Serves 4 | Preparation/cooking time: 45 mins | Resting time: 40 mins | Difficulty: medium | Cannot be frozen
Ingredients
For the pancakes
1 tsp caster (superfine) sugar
1/2 tsp active dry yeast
300ml warm water
350g wholewheat flour
70g plain flour
1 pinch salt
Vegetable oil, for frying
For the filling
350g mascarpone
60g honey
1 tbsp orange flower water
To garnish
170g pistachios, shelled and chopped
3-4 tbsp dried edible rose petals, chopped
Method
1. To make the pancakes, stir the sugar and yeast into the warm water in a small jug. Set aside in a warm place for 10 minutes.
2. Sift together the flours and salt in a large bowl. Add the yeasty water and mix well until smooth. Cover and set aside for 30 minutes.
3. After 30 minutes, give the batter a quick stir. Heat a thin film of oil in a small pancake or crepe pan set over a moderate heat until hot.
4. Add a small ladle of the batter and tilt to coat the surface of the pan with it. Leave to cook for 1 minute until golden brown underneath. Flip and cook for 1 more minute before sliding out of the pan on to a plate.

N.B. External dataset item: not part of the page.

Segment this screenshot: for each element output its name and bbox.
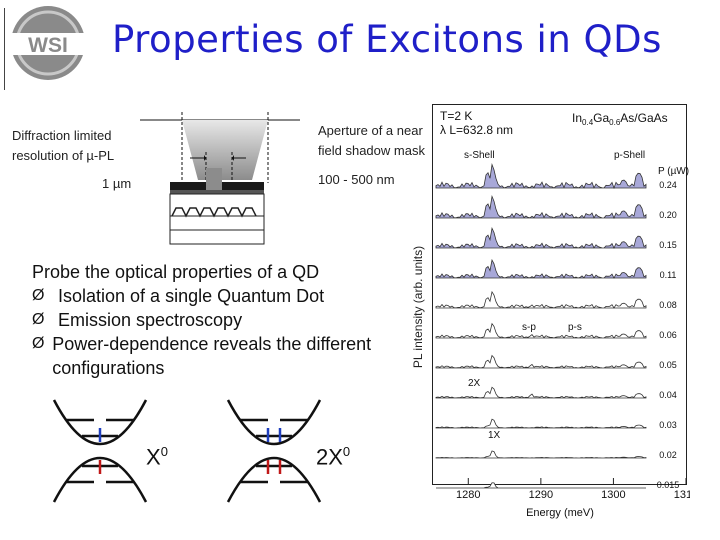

Cover and keep warm as you prepare at least seven more pancakes.
5. To make the filling, once all the pancakes are prepared, beat together the mascarpone, honey and orange flower water for 2 minutes in a large mixing bowl until creamy.
6. To serve, spoon a large mound of the filling on to the right-centre side of the pancakes. Spread some of the filling towards the left edge of the pancakes, all the way to the edges. Fold into horn shapes, leaving the right side of the pancakes open to expose the filling.
7. Press the pistachios and rose petals into the filling, coating the exposed filling in an even layer. Serve immediately for best results.